DIGITAL FOR THE PLANET
Le digital est l’un des secteurs qui émet le plus de carbone. Il se pourrait même que ce secteur pollue autant que l’aviation en 2019, nous alarme un récent rapport du WWF. Il est donc essentiel de repenser ses usages numériques pour les rendre plus responsables. C’est le challenge que souhaite relever la start-up Digital For The Planet, qui informe et acculture les entreprises au Green IT, le numérique écolo.

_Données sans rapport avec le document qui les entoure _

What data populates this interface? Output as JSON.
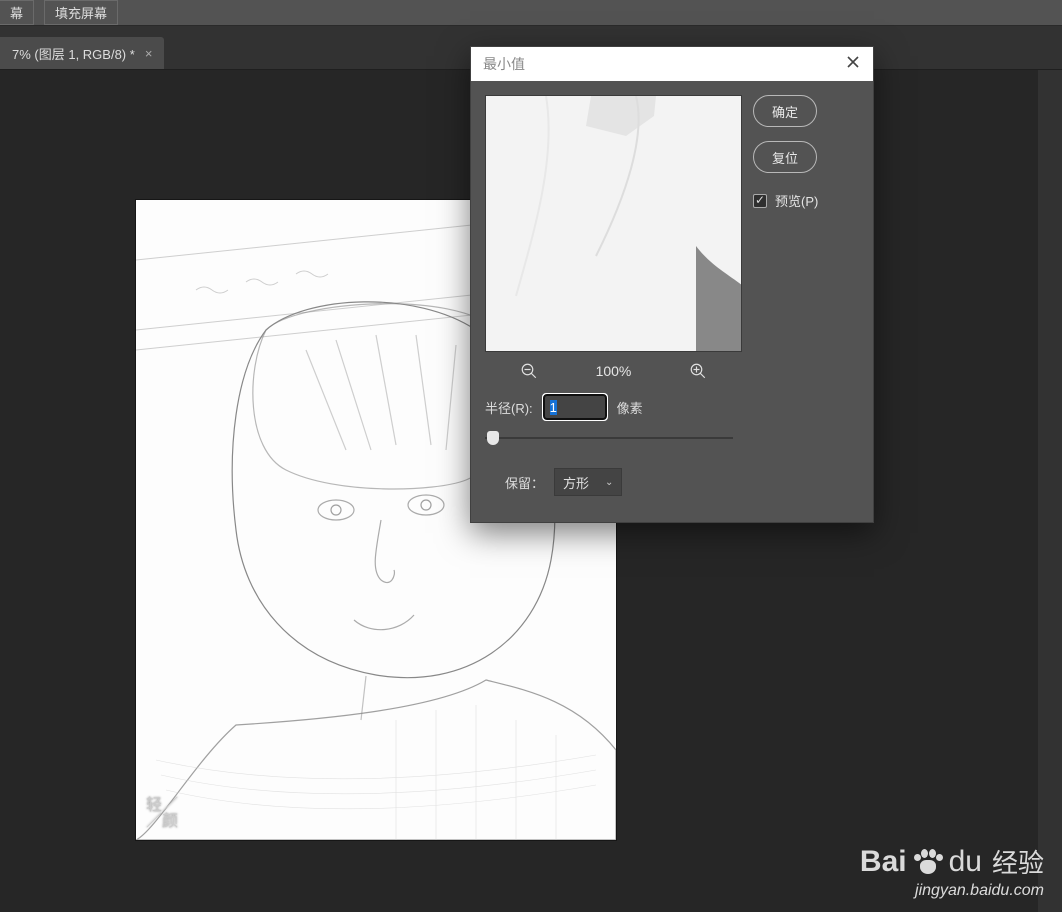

Au programme, sensibilisation (une recherche sur google équivaut à des milliers de kilomètres de câbles à parcourir) et formation (sur la manière d’utiliser des moteurs de recherche alternatifs, ou d’éviter de stocker des données trop encombrantes). La start-up vient d’ailleurs de lancer Plana, le premier assistant vocal qui guide les usagers pour un usage responsable de leur téléphone. Côté entreprises l’alliance Green IT, dont fait partie CGI, réunit des entreprises soucieuses de réduire l’impact énergétique de leur activité numérique.
LOOP FRANCE
Des produits de grande consommation vendus dans des emballages en verre, qui seront par la suite récupérés et consignés. C’est le pari « zéro déchet » d’un supermarché en ligne d’un genre nouveau : Loop. Cette initiative est d’autant plus pertinente lorsque l’on sait qu’en France, 324,5 millions de tonnes de déchets sont produites chaque année (Ademe). En rétablissant le système de la consigne (déjà en vigueur dans d’autres pays européens comme l’Allemagne ou la Suède), Loop fait le pari d’inciter les ménages à limiter drastiquement leur production de déchets. Une initiative déjà soutenue par l’enseigne Carrefour, ainsi que par de grandes marques (Coca-Cola, Evian, Ariel…).
LA HANDITECH
Mettre l’innovation technologique au service des personnes en situation de handicap, ou en perte d’autonomie… Telle est l’ambition de l’association La Handitech. Fondée par la plateforme d’insertion professionnelle JobinLive en association avec CGI, l’association permettra d’accélérer les projets à fort impact qui misent sur l’inclusion en entreprise. « Au-delà de l’aspect humain, je suis convaincu qu’une politique de diversité et d’inclusion constitue un facteur de performance pour l’entreprise », explique Laurent Gerin, Vice-président Senior Grand-Sud, Italie et Espagne de CGI. Une déclaration qui résonne avec l’ambition affichée par le gouvernement qui a fait de la politique d’inclusion professionnelle l’un des axes majeurs du quinquennat.